Most of Maine's Medicaid money is spent on nursing home patients, who
are generally older adults. Maine now has one of the lowest smoking rates
among our population >55 years old, but the highest in the country rates
among our youth and young adults. So, as these young adults age, they should
impact the Medicaid system with sky-rocketing tobacco-related costs.
These settlement payments are not tied to health care inflation or to
tobacco-related costs. So, the taxpayers will still pay the overwhelming
majority of future state and local government costs imposed by tobacco products.
States are barred from filing new health-related monetary claims, even
for populations (state employees, local governments) and health problems
(secondhand smoke) which States will not be compensated for under this Settlement.
Shielded Tobacco Concerns:
Payments obligations do not extend to manufacturers' affiliates - either
their food and beverage affiliates or their international tobacco affiliates.
Tobacco companies have invested domestic tobacco earnings into their affiliates,
yet this money is shielded from payment obligations.
D. OTHER ISSUES:
There has been no public input, including legislative input in this settlement
process, yet this settlement has implications for the public for generations
to come.

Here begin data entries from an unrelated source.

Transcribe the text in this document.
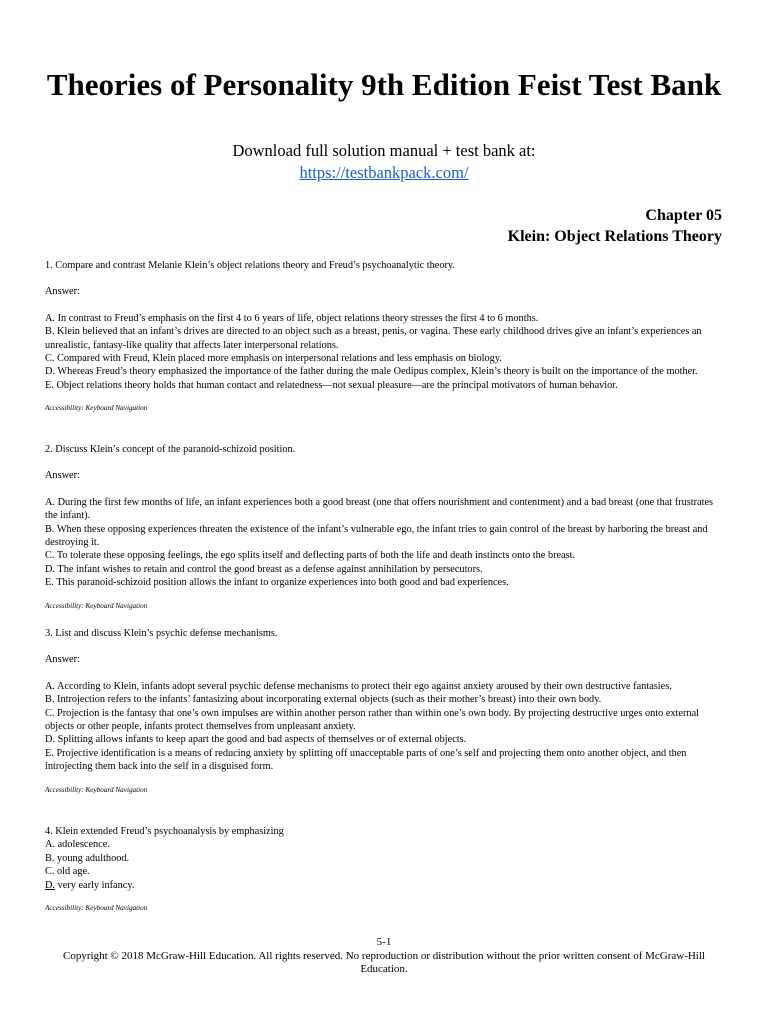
Theories of Personality 9th Edition Feist Test Bank
Download full solution manual + test bank at:
https://testbankpack.com/
Chapter 05
Klein: Object Relations Theory

1. Compare and contrast Melanie Klein’s object relations theory and Freud’s psychoanalytic theory.

Answer:

A. In contrast to Freud’s emphasis on the first 4 to 6 years of life, object relations theory stresses the first 4 to 6 months.

B. Klein believed that an infant’s drives are directed to an object such as a breast, penis, or vagina. These early childhood drives give an infant’s experiences an unrealistic, fantasy-like quality that affects later interpersonal relations.

C. Compared with Freud, Klein placed more emphasis on interpersonal relations and less emphasis on biology.

D. Whereas Freud’s theory emphasized the importance of the father during the male Oedipus complex, Klein’s theory is built on the importance of the mother.

E. Object relations theory holds that human contact and relatedness—not sexual pleasure—are the principal motivators of human behavior.

Accessibility: Keyboard Navigation

2. Discuss Klein’s concept of the paranoid-schizoid position.

Answer:

A. During the first few months of life, an infant experiences both a good breast (one that offers nourishment and contentment) and a bad breast (one that frustrates the infant).

B. When these opposing experiences threaten the existence of the infant’s vulnerable ego, the infant tries to gain control of the breast by harboring the breast and destroying it.

C. To tolerate these opposing feelings, the ego splits itself and deflecting parts of both the life and death instincts onto the breast.

D. The infant wishes to retain and control the good breast as a defense against annihilation by persecutors.

E. This paranoid-schizoid position allows the infant to organize experiences into both good and bad experiences.

Accessibility: Keyboard Navigation

3. List and discuss Klein’s psychic defense mechanisms.

Answer:

A. According to Klein, infants adopt several psychic defense mechanisms to protect their ego against anxiety aroused by their own destructive fantasies.

B. Introjection refers to the infants’ fantasizing about incorporating external objects (such as their mother’s breast) into their own body.

C. Projection is the fantasy that one’s own impulses are within another person rather than within one’s own body. By projecting destructive urges onto external objects or other people, infants protect themselves from unpleasant anxiety.

D. Splitting allows infants to keep apart the good and bad aspects of themselves or of external objects.

E. Projective identification is a means of reducing anxiety by splitting off unacceptable parts of one’s self and projecting them onto another object, and then introjecting them back into the self in a disguised form.

Accessibility: Keyboard Navigation

4. Klein extended Freud’s psychoanalysis by emphasizing

A. adolescence.

B. young adulthood.

C. old age.

D. very early infancy.

Accessibility: Keyboard Navigation

5-1
Copyright © 2018 McGraw-Hill Education. All rights reserved. No reproduction or distribution without the prior written consent of McGraw-Hill Education.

This is no ordinary lawsuit!
The proponents of the settlement, i.e. Attorneys General, seemed to base
their opinions on the Settlement before even reading it. This was exemplified
on two accounts:
Statements made by Attorneys General about the content of the settlement
during the week of 11/16 were not entirely true after a thorough reading
of the Settlement (many were heard saying that under this settlement, "Joe
Camel is gone", "Marketing of brand name merchandise is gone",
etc.); and
Most Attorneys General appeared to have made up their minds about signing
the settlement by 11/16 or 11/17, yet the full settlement was unavailable
until the afternoon of 11/16. Considering its length and difficulty in
reading it (it is not indexed, etc.), it is doubtful a careful study of
it could be made in only 1 - 2 days, which was within the time frame many
Attorneys General had made up their mind, at least to other government officials.
The Tobacco Industry has lied to the American public for decades and
pushes a product which kills more people than any other product or disease
in this nation and in the world! Yet the American people were thrown over
a barrel by this Industry and the Attorneys General, and were powerless
to stand up and demand what is best for them!